© Copyright: Images: Jari Peltomäki. Recording: Jan-Erik Bruun. All rights reserved.

Red-necked Phalarope

Phalaropus lobatus

  • Family: Sandpipers – Scolopacidae
  • Appearance: A small slender wader, often seen swimming. Bill very narrow. Pale wing stripe prominent, middle of rump dark brownish. In summer plumage has rusty red patch on neck, in winter plumage very pale.
  • Size: Length 17–19 cm, wingspan 30–34 cm, weight 26–43 g.
  • Nest: On a hummock surrounded by water or a raft made of floating vegetation, lined with dry grass and leaves.
  • Breeding: 4 eggs laid in June, incubated by male for 18–20 days. Fledglings leave the nest soon after hatching and learn to find food for themselves. They learn to fly within about 18–20 days. Females abandon their fledglings to be raised by males, and may also then mate with another male.
  • Distribution: Breeds on the tundra and in high wetlands in Finnish Lapland, also in small numbers in the Suomenselkä region, along the coasts of the Bothnian Sea, and in a separate population in the Kvarken Archipelago. Finnish breeding population estimated at 7,000–9,000 pairs
  • Migration: Mainly by night. Flies south in July–August, returning May–June after wintering in open waters in the Indian Ocean.
  • Diet: Small aquatic insects and their larvae, caught in waters and sediments stirred up by the birds’ movements when swimming.
  • Endangerment: Vulnerable, protected in Finland. Globally Least concern.

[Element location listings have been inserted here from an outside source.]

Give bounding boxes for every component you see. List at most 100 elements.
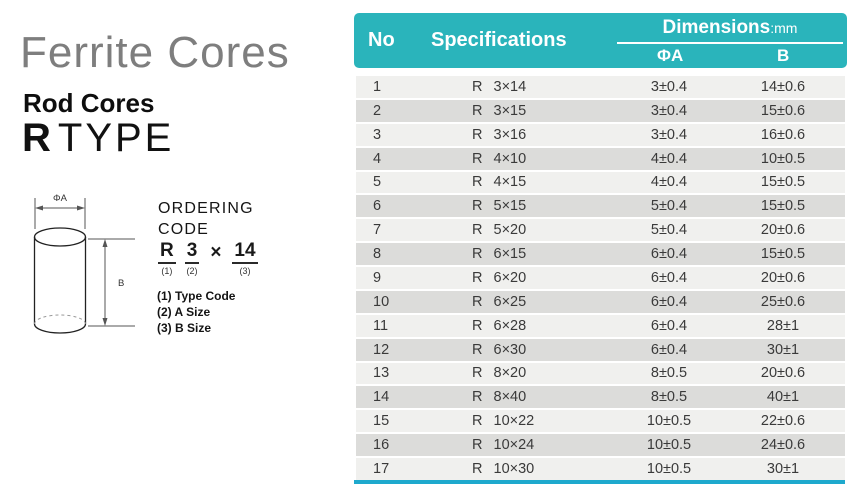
table-row: 5 R 4×15 4±0.4 15±0.5	[356, 171, 845, 194]
table-row: 4 R 4×10 4±0.4 10±0.5	[356, 147, 845, 170]
code-char: ×	[210, 242, 222, 263]
ordering-code-legend: (1) Type Code (2) A Size (3) B Size	[157, 288, 235, 336]
table-header: No Specifications Dimensions:mm ΦA B	[354, 13, 847, 68]
table-row: 2 R 3×15 3±0.4 15±0.6	[356, 99, 845, 122]
table-row: 13 R 8×20 8±0.5 20±0.6	[356, 362, 845, 385]
row-b: 20±0.6	[760, 365, 806, 382]
row-no: 6	[373, 198, 382, 215]
row-b: 15±0.5	[760, 174, 806, 191]
code-index: (1)	[161, 266, 173, 276]
column-header-specifications: Specifications	[431, 29, 567, 51]
table-row: 7 R 5×20 5±0.4 20±0.6	[356, 219, 845, 242]
row-spec: R 10×22	[472, 413, 535, 430]
row-phi-a: 10±0.5	[646, 437, 692, 454]
row-b: 15±0.6	[760, 102, 806, 119]
type-heading: R TYPE	[22, 116, 174, 161]
row-b: 14±0.6	[760, 78, 806, 95]
row-no: 4	[373, 150, 382, 167]
table-row: 11 R 6×28 6±0.4 28±1	[356, 314, 845, 337]
table-row: 17 R 10×30 10±0.5 30±1	[356, 458, 845, 480]
row-no: 7	[373, 222, 382, 239]
row-b: 30±1	[766, 460, 800, 477]
column-group-dimensions: Dimensions:mm ΦA B	[617, 13, 843, 68]
row-spec: R 10×30	[472, 460, 535, 477]
code-index: (2)	[186, 266, 198, 276]
ordering-code-heading: ORDERING CODE	[158, 198, 254, 240]
legend-item: (1) Type Code	[157, 289, 236, 303]
row-phi-a: 5±0.4	[650, 198, 688, 215]
table-body: 1 R 3×14 3±0.4 14±0.6 2 R 3×15 3±0.4 15±0.6 3 R 3…	[356, 76, 845, 480]
rod-core-diagram: ΦA B	[33, 193, 135, 334]
row-no: 10	[373, 293, 390, 310]
row-phi-a: 4±0.4	[650, 174, 688, 191]
table-bottom-border	[354, 480, 845, 484]
specifications-table: No Specifications Dimensions:mm ΦA B 1 R …	[354, 13, 847, 480]
row-no: 16	[373, 437, 390, 454]
row-phi-a: 8±0.5	[650, 365, 688, 382]
ordering-heading-line2: CODE	[158, 221, 210, 238]
ordering-code-formula: R (1) 3 (2) × 14 (3)	[158, 240, 258, 278]
row-spec: R 3×14	[472, 78, 527, 95]
row-no: 15	[373, 413, 390, 430]
dimensions-group-title: Dimensions:mm	[617, 13, 843, 42]
row-no: 2	[373, 102, 382, 119]
row-spec: R 4×15	[472, 174, 527, 191]
table-row: 10 R 6×25 6±0.4 25±0.6	[356, 290, 845, 313]
row-phi-a: 3±0.4	[650, 102, 688, 119]
table-row: 1 R 3×14 3±0.4 14±0.6	[356, 76, 845, 98]
column-header-b: B	[776, 46, 790, 65]
row-no: 5	[373, 174, 382, 191]
row-phi-a: 6±0.4	[650, 341, 688, 358]
dimensions-unit: :mm	[770, 19, 798, 36]
table-row: 3 R 3×16 3±0.4 16±0.6	[356, 123, 845, 146]
row-no: 9	[373, 269, 382, 286]
row-phi-a: 3±0.4	[650, 78, 688, 95]
code-part: R (1)	[158, 240, 176, 278]
row-b: 20±0.6	[760, 222, 806, 239]
table-row: 8 R 6×15 6±0.4 15±0.5	[356, 243, 845, 265]
row-b: 15±0.5	[760, 198, 806, 215]
row-spec: R 8×20	[472, 365, 527, 382]
row-no: 17	[373, 460, 390, 477]
row-no: 8	[373, 246, 382, 263]
code-part: ×	[208, 242, 223, 278]
table-row: 6 R 5×15 5±0.4 15±0.5	[356, 195, 845, 218]
legend-item: (3) B Size	[157, 321, 212, 335]
row-spec: R 4×10	[472, 150, 527, 167]
row-b: 30±1	[766, 341, 800, 358]
header-divider-line	[617, 42, 843, 44]
row-phi-a: 10±0.5	[646, 460, 692, 477]
row-phi-a: 4±0.4	[650, 150, 688, 167]
page-subtitle: Rod Cores	[23, 88, 155, 118]
row-phi-a: 5±0.4	[650, 222, 688, 239]
row-b: 22±0.6	[760, 413, 806, 430]
row-no: 13	[373, 365, 390, 382]
row-no: 14	[373, 389, 390, 406]
row-phi-a: 10±0.5	[646, 413, 692, 430]
row-spec: R 6×30	[472, 341, 527, 358]
ordering-heading-line1: ORDERING	[158, 200, 254, 217]
row-spec: R 6×25	[472, 293, 527, 310]
row-b: 20±0.6	[760, 269, 806, 286]
code-char: R	[158, 240, 176, 264]
type-word: TYPE	[57, 116, 175, 160]
row-spec: R 6×28	[472, 317, 527, 334]
type-letter: R	[22, 116, 52, 160]
table-row: 16 R 10×24 10±0.5 24±0.6	[356, 434, 845, 456]
row-spec: R 3×16	[472, 126, 527, 143]
row-phi-a: 8±0.5	[650, 389, 688, 406]
table-row: 15 R 10×22 10±0.5 22±0.6	[356, 410, 845, 433]
row-b: 24±0.6	[760, 437, 806, 454]
row-phi-a: 6±0.4	[650, 269, 688, 286]
row-no: 3	[373, 126, 382, 143]
row-spec: R 6×20	[472, 269, 527, 286]
row-no: 1	[373, 78, 382, 95]
dimensions-label: Dimensions	[662, 16, 771, 38]
table-row: 9 R 6×20 6±0.4 20±0.6	[356, 267, 845, 289]
row-b: 10±0.5	[760, 150, 806, 167]
row-phi-a: 3±0.4	[650, 126, 688, 143]
row-no: 12	[373, 341, 390, 358]
row-spec: R 5×15	[472, 198, 527, 215]
row-spec: R 5×20	[472, 222, 527, 239]
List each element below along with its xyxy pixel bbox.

In their summer plumage, Red-necked Phalaropes generally appear brownish grey, which is the dominant colour on their caps, cheeks, breasts, flanks and back. Their backs are marked with rusty yellowish streaks, similar to the Jack Snipe, and the feathers on their wing coverts have yellowish brown edges. They have a rusty red patch on their necks. During the breeding season females have brighter colouring than males. Normal gender roles are reversed among phalaropes: females perform courtship displays and abandon their young after they hatch for the males to raise. In their winter plumage, Red-necked Phalaropes are very pale, with pale grey upper parts, and dark colouring only on the rear end of their caps, and in a short black eyes stripe.

Juveniles’ plumage resembles adults’ summer plumage on their backs, but their bellies are yellowish brown with a reddish tinge. They have dark caps and eye stripes similar to those on adults in winter plumage. Red-necked Phalaropes have narrow, needle-like black bills. Their irises are dark brown. Their legs are dark grey (mature birds) or bluish pink. Young birds have yellow webs (lobed toes).